Die wichtigsten Indizien:
- Wo sollen denn die potentiellen ÖVP-Wähler hin gewandert sein, die angeblich von einer konservativeren Parteilinie massenweise abgeschreckt worden sind? Zu den roten und grünen Wahlverlierern? Zur Gruppe der Nichtwähler – die diesmal ebenfalls kleiner geworden ist? Vor lauter Empörung in Luft aufgelöst?
- Gibt es ein einziges Meinungsforschungsergebnis, das diese krude These beweisen könnte?
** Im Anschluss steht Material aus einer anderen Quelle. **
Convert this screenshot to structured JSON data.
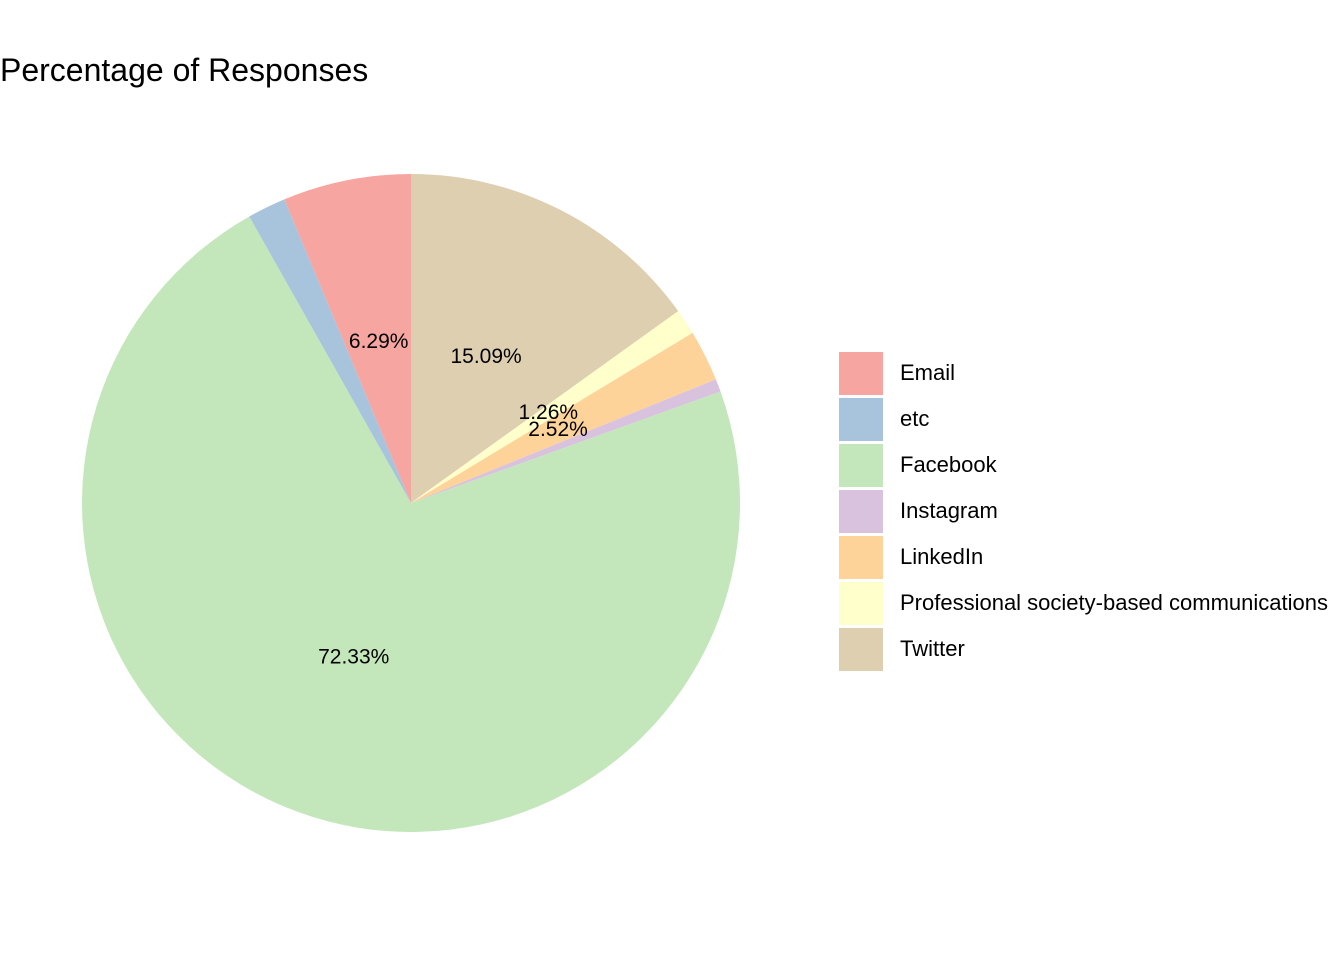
{
  "chart_data": {
    "type": "pie",
    "title": "Percentage of Responses",
    "legend_position": "right",
    "slices": [
      {
        "name": "Twitter",
        "value": 15.09,
        "label": "15.09%",
        "color": "#DECFB0"
      },
      {
        "name": "Professional society-based communications",
        "value": 1.26,
        "label": "1.26%",
        "color": "#FFFFCC"
      },
      {
        "name": "LinkedIn",
        "value": 2.52,
        "label": "2.52%",
        "color": "#FDD39A"
      },
      {
        "name": "Instagram",
        "value": 0.63,
        "label": "",
        "color": "#D8C2DE"
      },
      {
        "name": "Facebook",
        "value": 72.33,
        "label": "72.33%",
        "color": "#C3E7BA"
      },
      {
        "name": "etc",
        "value": 1.89,
        "label": "",
        "color": "#A8C3DC"
      },
      {
        "name": "Email",
        "value": 6.29,
        "label": "6.29%",
        "color": "#F6A5A0"
      }
    ]
  },
  "legend": {
    "items": [
      {
        "label": "Email",
        "color": "#F6A5A0"
      },
      {
        "label": "etc",
        "color": "#A8C3DC"
      },
      {
        "label": "Facebook",
        "color": "#C3E7BA"
      },
      {
        "label": "Instagram",
        "color": "#D8C2DE"
      },
      {
        "label": "LinkedIn",
        "color": "#FDD39A"
      },
      {
        "label": "Professional society-based communications",
        "color": "#FFFFCC"
      },
      {
        "label": "Twitter",
        "color": "#DECFB0"
      }
    ]
  }
}
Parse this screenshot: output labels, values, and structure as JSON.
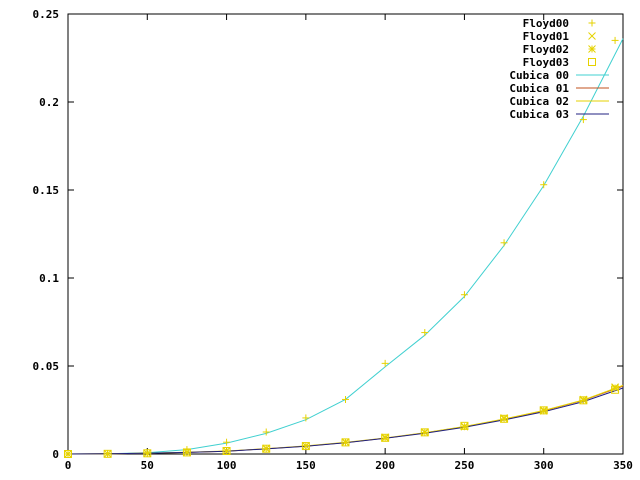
{
  "chart_data": {
    "type": "scatter",
    "title": "",
    "xlabel": "",
    "ylabel": "",
    "xlim": [
      0,
      350
    ],
    "ylim": [
      0,
      0.25
    ],
    "grid": false,
    "legend_position": "top-right",
    "x_ticks": [
      0,
      50,
      100,
      150,
      200,
      250,
      300,
      350
    ],
    "x_tick_labels": [
      "0",
      "50",
      "100",
      "150",
      "200",
      "250",
      "300",
      "350"
    ],
    "y_ticks": [
      0,
      0.05,
      0.1,
      0.15,
      0.2,
      0.25
    ],
    "y_tick_labels": [
      "0",
      "0.05",
      "0.1",
      "0.15",
      "0.2",
      "0.25"
    ],
    "series": [
      {
        "name": "Floyd00",
        "kind": "points",
        "marker": "plus",
        "color": "#e6d200",
        "x": [
          0,
          25,
          50,
          75,
          100,
          125,
          150,
          175,
          200,
          225,
          250,
          275,
          300,
          325,
          345
        ],
        "y": [
          0,
          0.0001,
          0.0007,
          0.0025,
          0.0067,
          0.0125,
          0.0205,
          0.031,
          0.0515,
          0.069,
          0.0905,
          0.12,
          0.153,
          0.19,
          0.235
        ]
      },
      {
        "name": "Floyd01",
        "kind": "points",
        "marker": "cross",
        "color": "#e6d200",
        "x": [
          0,
          25,
          50,
          75,
          100,
          125,
          150,
          175,
          200,
          225,
          250,
          275,
          300,
          325,
          345
        ],
        "y": [
          0,
          0.0001,
          0.0004,
          0.0009,
          0.0017,
          0.0032,
          0.0045,
          0.0068,
          0.0095,
          0.0125,
          0.0158,
          0.0205,
          0.025,
          0.031,
          0.038
        ]
      },
      {
        "name": "Floyd02",
        "kind": "points",
        "marker": "star",
        "color": "#e6d200",
        "x": [
          0,
          25,
          50,
          75,
          100,
          125,
          150,
          175,
          200,
          225,
          250,
          275,
          300,
          325,
          345
        ],
        "y": [
          0,
          0.0001,
          0.0004,
          0.001,
          0.0018,
          0.003,
          0.0047,
          0.0066,
          0.009,
          0.0122,
          0.0155,
          0.02,
          0.0245,
          0.0305,
          0.0375
        ]
      },
      {
        "name": "Floyd03",
        "kind": "points",
        "marker": "square",
        "color": "#e6d200",
        "x": [
          0,
          25,
          50,
          75,
          100,
          125,
          150,
          175,
          200,
          225,
          250,
          275,
          300,
          325,
          345
        ],
        "y": [
          0,
          0.0001,
          0.0004,
          0.0009,
          0.0017,
          0.003,
          0.0045,
          0.0066,
          0.0092,
          0.0123,
          0.016,
          0.02,
          0.0248,
          0.0305,
          0.0365
        ]
      },
      {
        "name": "Cubica 00",
        "kind": "line",
        "color": "#40d0d0",
        "x": [
          0,
          25,
          50,
          75,
          100,
          125,
          150,
          175,
          200,
          225,
          250,
          275,
          300,
          325,
          350
        ],
        "y": [
          0,
          0.0001,
          0.0007,
          0.0025,
          0.0062,
          0.0117,
          0.0195,
          0.031,
          0.0495,
          0.0675,
          0.0895,
          0.1185,
          0.1525,
          0.192,
          0.236
        ]
      },
      {
        "name": "Cubica 01",
        "kind": "line",
        "color": "#c0501e",
        "x": [
          0,
          25,
          50,
          75,
          100,
          125,
          150,
          175,
          200,
          225,
          250,
          275,
          300,
          325,
          350
        ],
        "y": [
          0,
          0.0001,
          0.0004,
          0.0009,
          0.0016,
          0.003,
          0.0045,
          0.0065,
          0.009,
          0.012,
          0.0155,
          0.0198,
          0.0245,
          0.0305,
          0.0385
        ]
      },
      {
        "name": "Cubica 02",
        "kind": "line",
        "color": "#e6d200",
        "x": [
          0,
          25,
          50,
          75,
          100,
          125,
          150,
          175,
          200,
          225,
          250,
          275,
          300,
          325,
          350
        ],
        "y": [
          0,
          0.0001,
          0.0004,
          0.001,
          0.0017,
          0.003,
          0.0046,
          0.0066,
          0.0091,
          0.0121,
          0.0156,
          0.0199,
          0.0247,
          0.0307,
          0.039
        ]
      },
      {
        "name": "Cubica 03",
        "kind": "line",
        "color": "#202080",
        "x": [
          0,
          25,
          50,
          75,
          100,
          125,
          150,
          175,
          200,
          225,
          250,
          275,
          300,
          325,
          350
        ],
        "y": [
          0,
          0.0001,
          0.0004,
          0.0009,
          0.0016,
          0.0029,
          0.0044,
          0.0064,
          0.0089,
          0.0118,
          0.0152,
          0.0194,
          0.024,
          0.0298,
          0.0375
        ]
      }
    ]
  }
}
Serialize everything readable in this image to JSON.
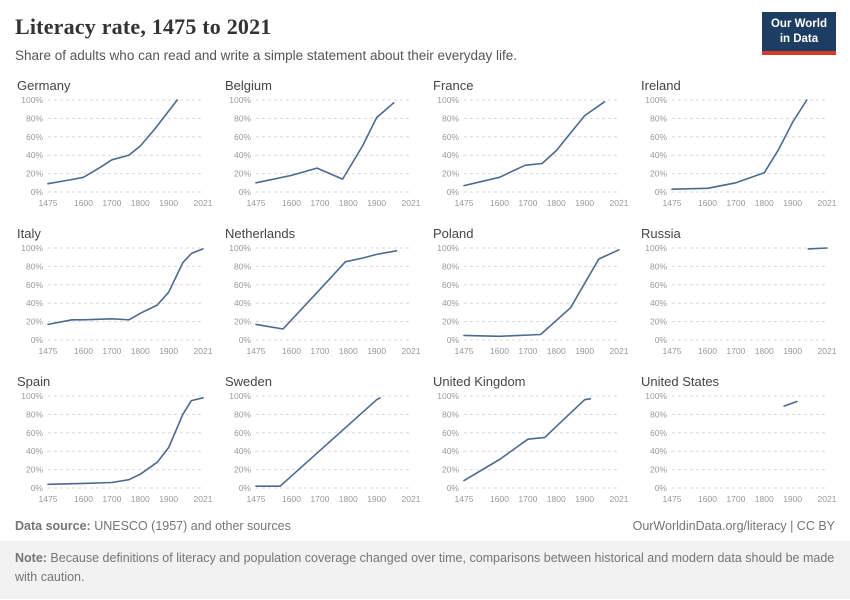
{
  "header": {
    "title": "Literacy rate, 1475 to 2021",
    "subtitle": "Share of adults who can read and write a simple statement about their everyday life.",
    "logo": {
      "line1": "Our World",
      "line2": "in Data",
      "bg_color": "#1d3d63",
      "accent_color": "#d7382c"
    }
  },
  "footer": {
    "source_label": "Data source:",
    "source_text": " UNESCO (1957) and other sources",
    "link_text": "OurWorldinData.org/literacy",
    "separator": " | ",
    "license": "CC BY",
    "note_label": "Note:",
    "note_text": " Because definitions of literacy and population coverage changed over time, comparisons between historical and modern data should be made with caution."
  },
  "chart_data": {
    "type": "line",
    "title": "Literacy rate, 1475 to 2021",
    "subtitle": "Share of adults who can read and write a simple statement about their everyday life.",
    "x_range": [
      1475,
      2021
    ],
    "x_ticks": [
      1475,
      1600,
      1700,
      1800,
      1900,
      2021
    ],
    "y_range": [
      0,
      100
    ],
    "y_ticks": [
      0,
      20,
      40,
      60,
      80,
      100
    ],
    "y_tick_labels": [
      "0%",
      "20%",
      "40%",
      "60%",
      "80%",
      "100%"
    ],
    "grid": "dashed-horizontal",
    "legend": "none",
    "line_color": "#4c6a8f",
    "grid_color": "#d9d9d9",
    "facets": [
      {
        "name": "Germany",
        "points": [
          [
            1475,
            9
          ],
          [
            1550,
            13
          ],
          [
            1600,
            16
          ],
          [
            1660,
            27
          ],
          [
            1700,
            35
          ],
          [
            1760,
            40
          ],
          [
            1800,
            50
          ],
          [
            1850,
            68
          ],
          [
            1900,
            88
          ],
          [
            1930,
            100
          ]
        ]
      },
      {
        "name": "Belgium",
        "points": [
          [
            1475,
            10
          ],
          [
            1600,
            18
          ],
          [
            1690,
            26
          ],
          [
            1780,
            14
          ],
          [
            1850,
            50
          ],
          [
            1900,
            81
          ],
          [
            1960,
            97
          ]
        ]
      },
      {
        "name": "France",
        "points": [
          [
            1475,
            7
          ],
          [
            1600,
            16
          ],
          [
            1690,
            29
          ],
          [
            1750,
            31
          ],
          [
            1800,
            45
          ],
          [
            1900,
            83
          ],
          [
            1970,
            98
          ]
        ]
      },
      {
        "name": "Ireland",
        "points": [
          [
            1475,
            3
          ],
          [
            1600,
            4
          ],
          [
            1700,
            10
          ],
          [
            1800,
            21
          ],
          [
            1850,
            46
          ],
          [
            1900,
            76
          ],
          [
            1950,
            100
          ]
        ]
      },
      {
        "name": "Italy",
        "points": [
          [
            1475,
            17
          ],
          [
            1560,
            22
          ],
          [
            1600,
            22
          ],
          [
            1700,
            23
          ],
          [
            1760,
            22
          ],
          [
            1800,
            29
          ],
          [
            1860,
            38
          ],
          [
            1900,
            52
          ],
          [
            1950,
            84
          ],
          [
            1980,
            94
          ],
          [
            2021,
            99
          ]
        ]
      },
      {
        "name": "Netherlands",
        "points": [
          [
            1475,
            17
          ],
          [
            1570,
            12
          ],
          [
            1700,
            55
          ],
          [
            1790,
            85
          ],
          [
            1850,
            89
          ],
          [
            1900,
            93
          ],
          [
            1970,
            97
          ]
        ]
      },
      {
        "name": "Poland",
        "points": [
          [
            1475,
            5
          ],
          [
            1600,
            4
          ],
          [
            1745,
            6
          ],
          [
            1850,
            35
          ],
          [
            1950,
            88
          ],
          [
            2021,
            98
          ]
        ]
      },
      {
        "name": "Russia",
        "points": [
          [
            1955,
            99
          ],
          [
            2021,
            100
          ]
        ]
      },
      {
        "name": "Spain",
        "points": [
          [
            1475,
            4
          ],
          [
            1600,
            5
          ],
          [
            1700,
            6
          ],
          [
            1760,
            9
          ],
          [
            1800,
            15
          ],
          [
            1860,
            28
          ],
          [
            1900,
            44
          ],
          [
            1950,
            80
          ],
          [
            1980,
            95
          ],
          [
            2021,
            98
          ]
        ]
      },
      {
        "name": "Sweden",
        "points": [
          [
            1475,
            2
          ],
          [
            1560,
            2
          ],
          [
            1900,
            96
          ],
          [
            1912,
            98
          ]
        ]
      },
      {
        "name": "United Kingdom",
        "points": [
          [
            1475,
            8
          ],
          [
            1600,
            31
          ],
          [
            1700,
            53
          ],
          [
            1760,
            55
          ],
          [
            1800,
            67
          ],
          [
            1900,
            96
          ],
          [
            1920,
            97
          ]
        ]
      },
      {
        "name": "United States",
        "points": [
          [
            1870,
            89
          ],
          [
            1915,
            94
          ]
        ]
      }
    ]
  }
}
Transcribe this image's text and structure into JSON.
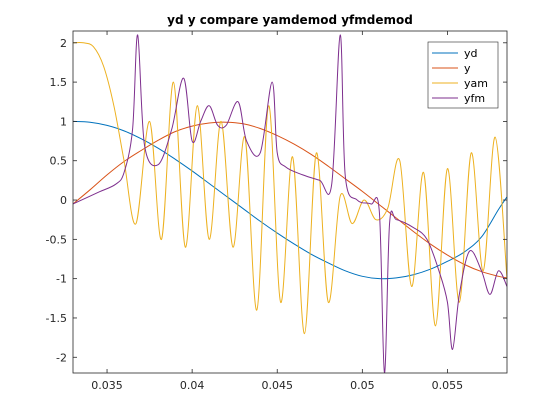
{
  "chart_data": {
    "type": "line",
    "title": "yd y compare yamdemod yfmdemod",
    "xlabel": "",
    "ylabel": "",
    "xlim": [
      0.033,
      0.0585
    ],
    "ylim": [
      -2.2,
      2.15
    ],
    "x_ticks": [
      0.035,
      0.04,
      0.045,
      0.05,
      0.055
    ],
    "x_tick_labels": [
      "0.035",
      "0.04",
      "0.045",
      "0.05",
      "0.055"
    ],
    "y_ticks": [
      -2,
      -1.5,
      -1,
      -0.5,
      0,
      0.5,
      1,
      1.5,
      2
    ],
    "y_tick_labels": [
      "-2",
      "-1.5",
      "-1",
      "-0.5",
      "0",
      "0.5",
      "1",
      "1.5",
      "2"
    ],
    "grid": false,
    "legend_position": "top-right",
    "series": [
      {
        "name": "yd",
        "color": "#0072BD",
        "x": [
          0.033,
          0.034,
          0.035,
          0.036,
          0.037,
          0.038,
          0.039,
          0.04,
          0.041,
          0.042,
          0.043,
          0.044,
          0.045,
          0.046,
          0.047,
          0.048,
          0.049,
          0.05,
          0.051,
          0.052,
          0.053,
          0.054,
          0.055,
          0.056,
          0.057,
          0.058,
          0.0585
        ],
        "y": [
          1.0,
          0.99,
          0.95,
          0.88,
          0.78,
          0.66,
          0.52,
          0.37,
          0.21,
          0.05,
          -0.11,
          -0.27,
          -0.42,
          -0.56,
          -0.69,
          -0.8,
          -0.9,
          -0.97,
          -1.0,
          -0.99,
          -0.95,
          -0.88,
          -0.78,
          -0.66,
          -0.47,
          -0.12,
          0.04
        ]
      },
      {
        "name": "y",
        "color": "#D95319",
        "x": [
          0.033,
          0.034,
          0.035,
          0.036,
          0.037,
          0.038,
          0.039,
          0.04,
          0.041,
          0.042,
          0.043,
          0.044,
          0.045,
          0.046,
          0.047,
          0.048,
          0.049,
          0.05,
          0.051,
          0.052,
          0.053,
          0.054,
          0.055,
          0.056,
          0.057,
          0.058,
          0.0585
        ],
        "y": [
          -0.05,
          0.13,
          0.32,
          0.49,
          0.63,
          0.76,
          0.87,
          0.94,
          0.98,
          0.99,
          0.97,
          0.91,
          0.82,
          0.71,
          0.58,
          0.43,
          0.27,
          0.11,
          -0.06,
          -0.23,
          -0.4,
          -0.56,
          -0.7,
          -0.82,
          -0.91,
          -0.97,
          -0.99
        ]
      },
      {
        "name": "yam",
        "color": "#EDB120",
        "x": [
          0.033,
          0.0336,
          0.0342,
          0.0348,
          0.0354,
          0.036,
          0.0367,
          0.0375,
          0.0382,
          0.0389,
          0.0396,
          0.0403,
          0.041,
          0.0417,
          0.0424,
          0.0431,
          0.0438,
          0.0445,
          0.0452,
          0.0459,
          0.0466,
          0.0473,
          0.048,
          0.0487,
          0.0494,
          0.0501,
          0.0508,
          0.0515,
          0.0522,
          0.0529,
          0.0536,
          0.0543,
          0.055,
          0.0557,
          0.0564,
          0.0571,
          0.0578,
          0.0585
        ],
        "y": [
          2.0,
          2.0,
          1.95,
          1.7,
          1.2,
          0.5,
          -0.3,
          1.0,
          -0.5,
          1.5,
          -0.6,
          1.2,
          -0.5,
          1.0,
          -0.6,
          0.8,
          -1.4,
          1.2,
          -1.3,
          0.55,
          -1.7,
          0.6,
          -1.3,
          0.05,
          -0.3,
          0.0,
          -0.25,
          -0.1,
          0.5,
          -1.1,
          0.35,
          -1.6,
          0.4,
          -1.3,
          0.6,
          -0.9,
          0.8,
          -1.0
        ]
      },
      {
        "name": "yfm",
        "color": "#7E2F8E",
        "x": [
          0.033,
          0.0345,
          0.0355,
          0.036,
          0.0365,
          0.0368,
          0.0372,
          0.038,
          0.0388,
          0.0395,
          0.04,
          0.0405,
          0.041,
          0.0415,
          0.042,
          0.0427,
          0.0432,
          0.044,
          0.0447,
          0.045,
          0.0455,
          0.0465,
          0.0475,
          0.0482,
          0.0487,
          0.049,
          0.0497,
          0.0505,
          0.051,
          0.0513,
          0.0516,
          0.052,
          0.053,
          0.0538,
          0.0545,
          0.055,
          0.0553,
          0.0557,
          0.0563,
          0.057,
          0.0575,
          0.058,
          0.0585
        ],
        "y": [
          -0.05,
          0.1,
          0.2,
          0.35,
          0.9,
          2.1,
          0.7,
          0.45,
          0.9,
          1.55,
          0.75,
          1.0,
          1.2,
          0.95,
          0.95,
          1.25,
          0.75,
          0.6,
          1.5,
          0.6,
          0.42,
          0.32,
          0.25,
          0.2,
          2.1,
          0.3,
          0.0,
          -0.05,
          -0.15,
          -2.2,
          -0.3,
          -0.25,
          -0.35,
          -0.5,
          -0.9,
          -1.3,
          -1.9,
          -1.2,
          -0.65,
          -0.9,
          -1.2,
          -0.9,
          -1.1
        ]
      }
    ]
  }
}
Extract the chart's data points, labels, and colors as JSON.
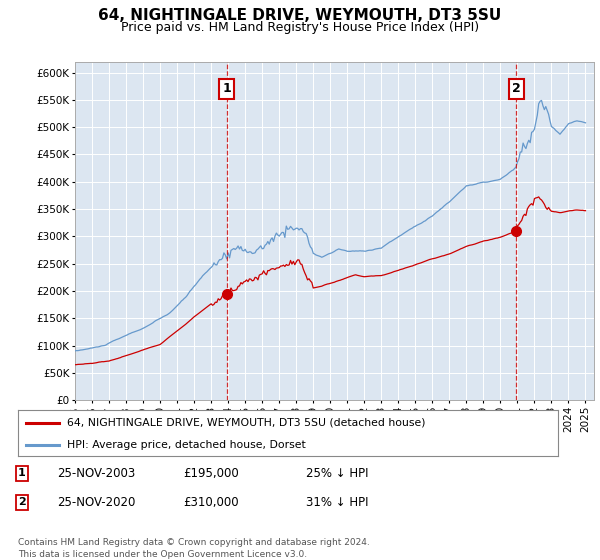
{
  "title": "64, NIGHTINGALE DRIVE, WEYMOUTH, DT3 5SU",
  "subtitle": "Price paid vs. HM Land Registry's House Price Index (HPI)",
  "ylim": [
    0,
    620000
  ],
  "yticks": [
    0,
    50000,
    100000,
    150000,
    200000,
    250000,
    300000,
    350000,
    400000,
    450000,
    500000,
    550000,
    600000
  ],
  "ytick_labels": [
    "£0",
    "£50K",
    "£100K",
    "£150K",
    "£200K",
    "£250K",
    "£300K",
    "£350K",
    "£400K",
    "£450K",
    "£500K",
    "£550K",
    "£600K"
  ],
  "xlim_start": 1995.0,
  "xlim_end": 2025.5,
  "transaction1_x": 2003.92,
  "transaction1_y": 195000,
  "transaction1_label": "25-NOV-2003",
  "transaction1_price": "£195,000",
  "transaction1_hpi": "25% ↓ HPI",
  "transaction2_x": 2020.92,
  "transaction2_y": 310000,
  "transaction2_label": "25-NOV-2020",
  "transaction2_price": "£310,000",
  "transaction2_hpi": "31% ↓ HPI",
  "line1_color": "#cc0000",
  "line2_color": "#6699cc",
  "plot_bg_color": "#dce6f1",
  "grid_color": "#ffffff",
  "legend_line1": "64, NIGHTINGALE DRIVE, WEYMOUTH, DT3 5SU (detached house)",
  "legend_line2": "HPI: Average price, detached house, Dorset",
  "footer": "Contains HM Land Registry data © Crown copyright and database right 2024.\nThis data is licensed under the Open Government Licence v3.0.",
  "title_fontsize": 11,
  "subtitle_fontsize": 9,
  "axis_fontsize": 7.5
}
- Warum soll die – völlig gesetzeskonforme – Ausweisung einer Kosovo-Familie mit zwei Kindern plötzlich einen Sturm der Entrüstung bei den Medien auslösen, nachdem das die Medien nicht einmal mit ihrer jahrelangen Kampagne gegen die Abschiebung der Familie Zogaj geschafft haben?
- Wo ist denn die Meinungsumfrage veröffentlicht worden, die Frau Marek vor ihrem angeblichen Rechtsruck einen guten Wahlausgang prophezeit hätte?
- Warum soll es in Wien nicht genauso wie in jeder anderen Großstadt der Welt ein enorm großes Potential an konservativen Wählern geben, das durch zahllose Aktionen abgeschreckt worden ist? Und zwar im einzelnen:
- durch die Dummheit des VP-Wahlkampfs (von der „geilen“ Jugendkampagne bis zum abstrusen Häupl-Plakat);
- durch die brutale Marek-Absage an Meinungsfreiheit (Ausschluss des Akademikerbundes);
- durch die völlig unnötige Anbiederung an die Häupl-Partei (statt als bisherige Nummer zwei im Gemeinderat von der ersten Stunde an für einen Machtwechsel in Wien anzutreten);
- durch die jämmerliche Charakterlosigkeit der Marek-Inthronisation an der Landesparteispitze (die sich die Wiener VP von Josef Pröll einfach oktroyieren hat lassen, obwohl sie sich schon auf einen anderen Kandidaten geeinigt hatte);
- durch die lange Ungewissheit, ob die Wiener ÖVP wirklich gegen die von den bürgerlichen Wienern zutiefst abgelehnte Gesamtschule ist (die Marek-Aussagen dazu blieben bis zuletzt recht zweideutig);
- durch die überflüssige Absage an die FPÖ (die sich zuletzt um einen etwas gemäßigteren Wahlkampfstil bemüht hatte, mit der die ÖVP in anderen Bundesländern durchaus koalitionswillig ist und mit der als Koalitionspartner die Bundes-ÖVP den größten Wahlsieg ihrer Geschichte eingefahren hatte);
- durch den für Konservative besonders verstörenden leichtfertigen Umgang des Bundesparteiobmanns mit der Verfassung (zusammen mit dem SPÖ-Chef in Sachen Budget);
- durch das für Wirtschaftsliberale besonders verstörende schwarze Umfallen in Sachen Steuererhöhung (im Gegensatz zu monatelangen Versprechungen hat Josef Pröll im Frühjahr der SPÖ plötzlich zugesagt, dass 40 Prozent des Defizitabbaus durch Steuererhöhungen erfolgen wird – und das in einem Land mit einer der höchsten Steuerquoten der Welt, während anderswo konsequent und effizient eingespart wird, samt der Hinschlachtung Heiligster Kühe);
- durch die Verschleuderung von zusätzlichen 160 Steuermillionen an den rot-grünen Kampfsender ORF;
- durch die Einführung von Schwulenehe und Mindestsicherung;
- durch die Tatenlosigkeit der gesamten ÖVP angesichts der strafrechtlich mehr als bedenklichen Bestechung von Boulevardmedien durch die SPÖ mit Steuermillionen.
Tut alles nichts. Die Fekter ist schuld. Und nicht all die Fehler von Marek und Pröll.
PS: Überraschend viele bürgerliche Wähler haben sich auch an die eiskalte Reaktion der Bundes-VP erinnert, als diese ihre EU-Stimme für Otmar Karas ignoriert hatte.